Avevo 13 anni, sognavo di fare il calciatore. Quel giorno, al termine del provino allo Stadio “Ennio Tardini” di Parma, Bruno Mora (a qualcuno forse ricorderà un grande) mi prende da parte e mi dice “Se a te sta bene… noi ti prendiamo”. Il sogno inizia così e termina dopo 8 allenamenti, nel momento in cui il dirigente distribuisce a tutti il buono per le scarpe. Tranne a me. E’ così che la società mi scarica. Il tempo di tornare a casa e mio padre, di poche parole, mi prende da parte (andiamo sul balcone, abitavamo in un appartamento molto piccolo e in quel momento il bagno era occupato). Mi dice “Tu col Parma hai chiuso“. Non ho avuto il tempo di rendermi conto che avevo iniziato.
Oggi mio figlio ha 8 anni, gioca a pallone perché in questo sport ci sono i suoi amici, non si cura del risultato, si diverte. Non sa cosa farà a settembre, dice che intanto si riposa.

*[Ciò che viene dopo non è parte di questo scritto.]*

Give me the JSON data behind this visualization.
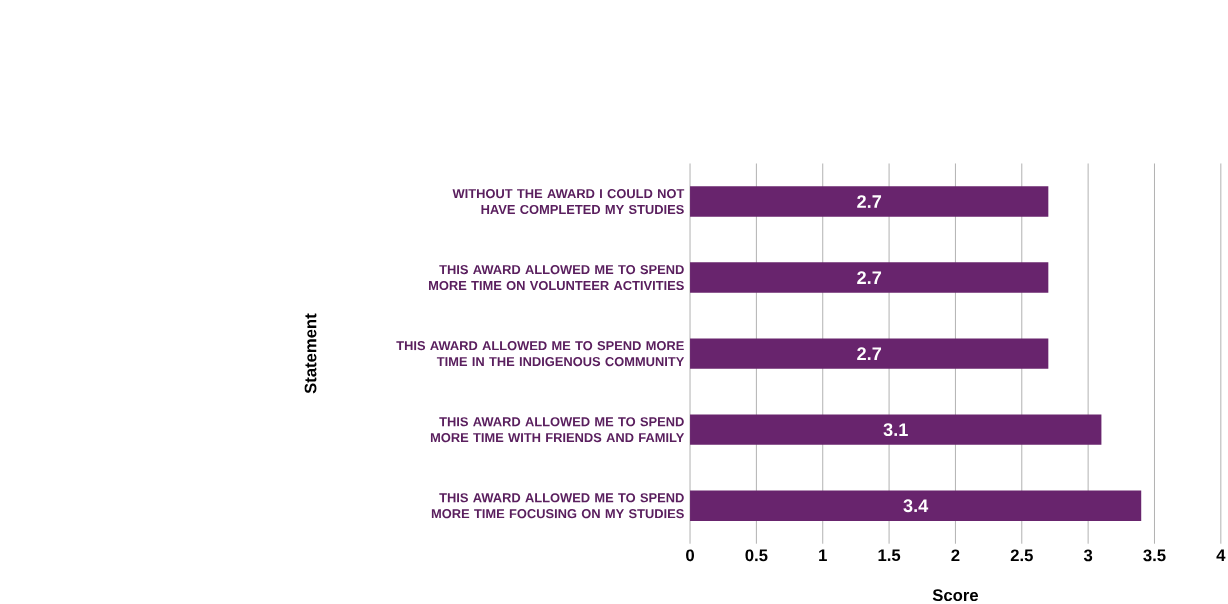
{
  "chart_data": {
    "type": "bar",
    "orientation": "horizontal",
    "xlabel": "Score",
    "ylabel": "Statement",
    "categories": [
      "WITHOUT THE AWARD I COULD NOT HAVE COMPLETED MY STUDIES",
      "THIS AWARD ALLOWED ME TO SPEND MORE TIME ON VOLUNTEER ACTIVITIES",
      "THIS AWARD ALLOWED ME TO SPEND MORE TIME IN THE INDIGENOUS COMMUNITY",
      "THIS AWARD ALLOWED ME TO SPEND MORE TIME WITH FRIENDS AND FAMILY",
      "THIS AWARD ALLOWED ME TO SPEND MORE TIME FOCUSING ON MY STUDIES"
    ],
    "values": [
      2.7,
      2.7,
      2.7,
      3.1,
      3.4
    ],
    "color": "#68246d",
    "data_labels": true,
    "xlim": [
      0,
      4
    ],
    "xticks": [
      0,
      0.5,
      1,
      1.5,
      2,
      2.5,
      3,
      3.5,
      4
    ],
    "grid": "x"
  }
}
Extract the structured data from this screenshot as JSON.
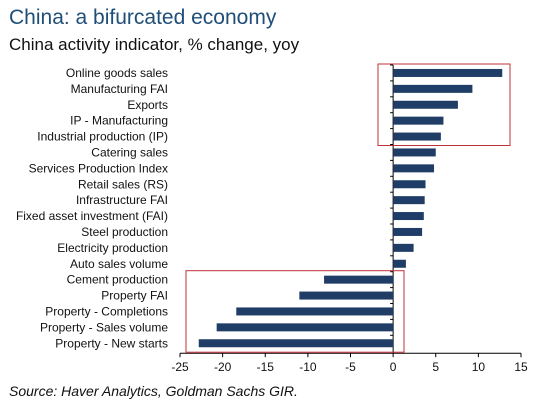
{
  "title": "China: a bifurcated economy",
  "subtitle": "China activity indicator, % change, yoy",
  "source": "Source: Haver Analytics, Goldman Sachs GIR.",
  "colors": {
    "bar": "#1f3d66",
    "highlight_box": "#c0303a",
    "title": "#1f4e79"
  },
  "chart_data": {
    "type": "bar",
    "orientation": "horizontal",
    "categories": [
      "Online goods sales",
      "Manufacturing FAI",
      "Exports",
      "IP - Manufacturing",
      "Industrial production (IP)",
      "Catering sales",
      "Services Production Index",
      "Retail sales (RS)",
      "Infrastructure FAI",
      "Fixed asset investment (FAI)",
      "Steel production",
      "Electricity production",
      "Auto sales volume",
      "Cement production",
      "Property FAI",
      "Property - Completions",
      "Property - Sales volume",
      "Property - New starts"
    ],
    "values": [
      12.8,
      9.3,
      7.6,
      5.9,
      5.6,
      5.0,
      4.8,
      3.8,
      3.7,
      3.6,
      3.4,
      2.4,
      1.5,
      -8.1,
      -11.0,
      -18.4,
      -20.7,
      -22.8
    ],
    "xlim": [
      -25,
      15
    ],
    "xticks": [
      "-25",
      "-20",
      "-15",
      "-10",
      "-5",
      "0",
      "5",
      "10",
      "15"
    ],
    "highlight_groups": [
      "top-5",
      "bottom-5"
    ],
    "grid": false,
    "legend": "none"
  }
}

Ma questa non è la storia di un bambino, l’ennesimo, che viene scaricato in malo modo dalla società, di quelle che si sperticano nel dire che noi facciamo giocare tutti, di quelle che poi si solleva l’indignazione popolare per denunciare il segreto di Pulcinella, che al di là degli statuti giocano (quasi ovunque) i più bravi. E il calcio soffre più di tutti questo stato (per soldi e televisione, basti vedere come il calcio professionistico ha sdoganato le peggiori acconciature su innocenti bambini i cui genitori ci credono tanto).
Questa è la storia, semplice, di un allenatore di calcio, fuori dal coro, che non ha incontrato il favore dei genitori, che a vederlo sembra il fratello maggiore della sua squadra, che allena e si diverte, che ha saputo legare i suoi ragazzi in un gruppo, che oltre al pallone ha suscitato affetto. Poi, un giorno, l’esternazione: “Questi bambini hanno un’età in cui il risultato non conta, si devono divertire, cambiare ruolo, occorre approfittare di questi anni in cui non c’è l’assillo del risultato. E poi… poi io cerco di non star loro addosso quando giocano, di dir loro sempre quello che devono fare, voglio che si sentano liberi di fare con la palla quello che vogliono, voglio che provino la loro creatività, che siano liberi di esprimersi, ecco”.
Il concetto è semplice e meraviglioso e una volta tanto si può dire che il calcio è fatto anche di illuminazioni come questa. Forse per questo la società, non senza pressione di alcuni genitori, ha deciso che l’allenatore non seguirà più la squadra di mio figlio: forse il risultato conta più della creatività, a 8 anni. Buona notte e buona fortuna!